The author concludes,

The proponents of EMDR have yet to demonstrate that EMDR represents a new advance in the treatment of anxiety disorders, or that the eye movements purportedly critical to this technique constitute anything more than pseudoscientific window dressing . . . .

Because of the limited number of controlled studies on EMDR, both practitioners and scientists should remain open to the possibility of its effectiveness. Nevertheless, the standard of proof required to use a new procedure clinically should be considerably higher than the standard of proof required to conduct research on its efficacy. This is particularly true in the case of such conditions as PTSD, for which existing treatments have already been shown to be effective. The continued widespread use of EMDR for therapeutic purposes in the absence of adequate evidence can be seen as only another example of the human mind’s willingness to sacrifice critical thinking for wishful thinking.
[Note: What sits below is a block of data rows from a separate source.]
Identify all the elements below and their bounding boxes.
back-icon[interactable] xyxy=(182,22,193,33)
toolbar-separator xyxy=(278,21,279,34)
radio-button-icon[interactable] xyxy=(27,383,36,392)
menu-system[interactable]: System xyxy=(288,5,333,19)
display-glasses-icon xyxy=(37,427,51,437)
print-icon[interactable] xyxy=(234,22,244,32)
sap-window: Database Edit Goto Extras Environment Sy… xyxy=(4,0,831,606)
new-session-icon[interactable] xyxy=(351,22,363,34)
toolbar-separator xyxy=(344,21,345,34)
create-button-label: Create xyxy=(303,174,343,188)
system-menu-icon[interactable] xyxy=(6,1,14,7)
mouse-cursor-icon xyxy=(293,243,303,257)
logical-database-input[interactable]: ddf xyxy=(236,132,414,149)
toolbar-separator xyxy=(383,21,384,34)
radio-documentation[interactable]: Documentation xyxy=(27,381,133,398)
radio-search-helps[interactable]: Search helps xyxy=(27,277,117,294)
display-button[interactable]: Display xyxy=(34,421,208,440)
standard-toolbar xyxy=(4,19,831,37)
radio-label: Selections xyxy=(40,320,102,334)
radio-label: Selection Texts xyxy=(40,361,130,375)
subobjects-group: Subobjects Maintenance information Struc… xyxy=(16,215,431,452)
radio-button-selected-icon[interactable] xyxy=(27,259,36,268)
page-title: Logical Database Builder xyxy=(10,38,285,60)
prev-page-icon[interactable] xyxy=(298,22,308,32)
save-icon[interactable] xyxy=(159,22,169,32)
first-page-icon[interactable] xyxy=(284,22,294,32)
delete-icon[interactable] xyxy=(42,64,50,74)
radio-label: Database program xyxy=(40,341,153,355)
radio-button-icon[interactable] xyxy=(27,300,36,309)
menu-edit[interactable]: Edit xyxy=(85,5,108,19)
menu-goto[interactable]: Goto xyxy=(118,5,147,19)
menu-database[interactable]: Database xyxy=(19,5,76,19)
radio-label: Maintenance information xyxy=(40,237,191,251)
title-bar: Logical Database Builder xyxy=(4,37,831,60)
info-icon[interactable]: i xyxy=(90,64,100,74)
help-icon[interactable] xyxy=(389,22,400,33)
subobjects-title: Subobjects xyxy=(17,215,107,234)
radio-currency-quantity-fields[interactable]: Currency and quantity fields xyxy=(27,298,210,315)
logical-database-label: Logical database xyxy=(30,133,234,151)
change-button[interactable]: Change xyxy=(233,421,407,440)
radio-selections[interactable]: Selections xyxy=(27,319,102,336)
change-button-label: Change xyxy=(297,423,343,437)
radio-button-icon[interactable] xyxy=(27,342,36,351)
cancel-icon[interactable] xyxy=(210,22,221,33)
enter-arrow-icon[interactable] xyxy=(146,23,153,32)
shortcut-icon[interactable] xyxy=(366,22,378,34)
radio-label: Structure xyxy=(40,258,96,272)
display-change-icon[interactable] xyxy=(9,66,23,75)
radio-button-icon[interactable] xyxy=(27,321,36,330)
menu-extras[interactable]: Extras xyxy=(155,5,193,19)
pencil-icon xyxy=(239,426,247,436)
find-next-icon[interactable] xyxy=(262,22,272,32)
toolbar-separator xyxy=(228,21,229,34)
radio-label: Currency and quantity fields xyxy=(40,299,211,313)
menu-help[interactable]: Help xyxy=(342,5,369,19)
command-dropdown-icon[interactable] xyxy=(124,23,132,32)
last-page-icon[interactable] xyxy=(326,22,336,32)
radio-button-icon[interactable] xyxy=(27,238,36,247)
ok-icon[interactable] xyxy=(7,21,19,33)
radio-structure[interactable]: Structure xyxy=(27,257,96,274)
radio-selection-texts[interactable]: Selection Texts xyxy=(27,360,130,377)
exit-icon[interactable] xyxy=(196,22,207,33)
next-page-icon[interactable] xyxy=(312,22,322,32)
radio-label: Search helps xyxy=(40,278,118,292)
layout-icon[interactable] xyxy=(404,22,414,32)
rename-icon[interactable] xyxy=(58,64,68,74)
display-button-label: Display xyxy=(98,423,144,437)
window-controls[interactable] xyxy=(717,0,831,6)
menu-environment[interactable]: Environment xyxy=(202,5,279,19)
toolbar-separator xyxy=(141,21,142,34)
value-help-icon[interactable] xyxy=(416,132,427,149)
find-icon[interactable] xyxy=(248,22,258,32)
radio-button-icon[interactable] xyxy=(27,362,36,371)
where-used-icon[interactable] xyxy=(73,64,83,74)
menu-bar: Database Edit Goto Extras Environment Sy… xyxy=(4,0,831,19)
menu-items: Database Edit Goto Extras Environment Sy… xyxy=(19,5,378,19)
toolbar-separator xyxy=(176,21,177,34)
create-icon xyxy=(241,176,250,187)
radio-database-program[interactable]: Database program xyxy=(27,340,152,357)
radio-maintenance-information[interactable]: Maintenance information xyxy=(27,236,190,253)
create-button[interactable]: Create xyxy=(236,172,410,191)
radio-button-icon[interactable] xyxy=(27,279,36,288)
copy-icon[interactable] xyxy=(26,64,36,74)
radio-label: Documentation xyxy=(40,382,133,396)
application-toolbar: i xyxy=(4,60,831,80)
And now I get to kick back and watch. Will any EMDR fanatics come out of the woodwork to tear me a new one? Folks are always rarin’ to testify, it seems.

D.

5 Comments

  1. Serena Joy says:

    I’ve never heard of EMDR. Hmmm. Sounds to me like you have the right take on it. You’re also correct in that folks are ALWAYS rarin’ to testify. It’ll be interesting to see how this pans out.

  2. Oooh, ooooh, let me! Let me!

    The Quackwatch article is fairly out of date. Speaking as someone married to a Clinical Psychologist who specializes in PTSD treatments (and I’ve heard earfuls about EMDR), my understanding is that EMDR has been clinically validated as a PTSD treatment.

    Here’s where the, uh, questionable nature of EMDR comes in: they can’t say what exactly about the eye movements makes it special – and they won’t authorize anyone to use their manualized (and tightly controlled) treatment unless you’re comparing EMDR to another specific treatment. They won’t let you, say, conduct a study with the following groups:

    1. EMDR as manualized
    2. EMDR minus the eye movements entirely
    3. EMDR only replacing the eye movements with, say, toe-tapping.

    Basically, what they’ve done is taken a proven PTSD treatment (prolonged exposure (PE) – there’s an element of EMRD that requires the patient to recount key parts of the event over and over and over again, much like PE), made it much easier for Joe or Jane Therapist to practice, wrapped some voodoo around it, and hitched a very lucrative training and certification program to it.

    My wife’s not a fan of EMDR. She accepts that it does work – but only because it happens to mimic a better (but harder to perform) treatment.

  3. Walnut says:

    Welcome, Serena!

    Thanks, PS. You’re a gentleman and a scholar, particularly since you’re confirming my gut feeling from having read the Amazon reviews & Quackwatch article.

    Bottom line, a true clinical scientist won’t be afraid to subject such things to intense scrutiny. Someone with a monetary axe to grind will run the other way.

  4. You’re a gentleman and a scholar[…]

    I think this where I’m supposed to say something like “Hey! I work for a living!”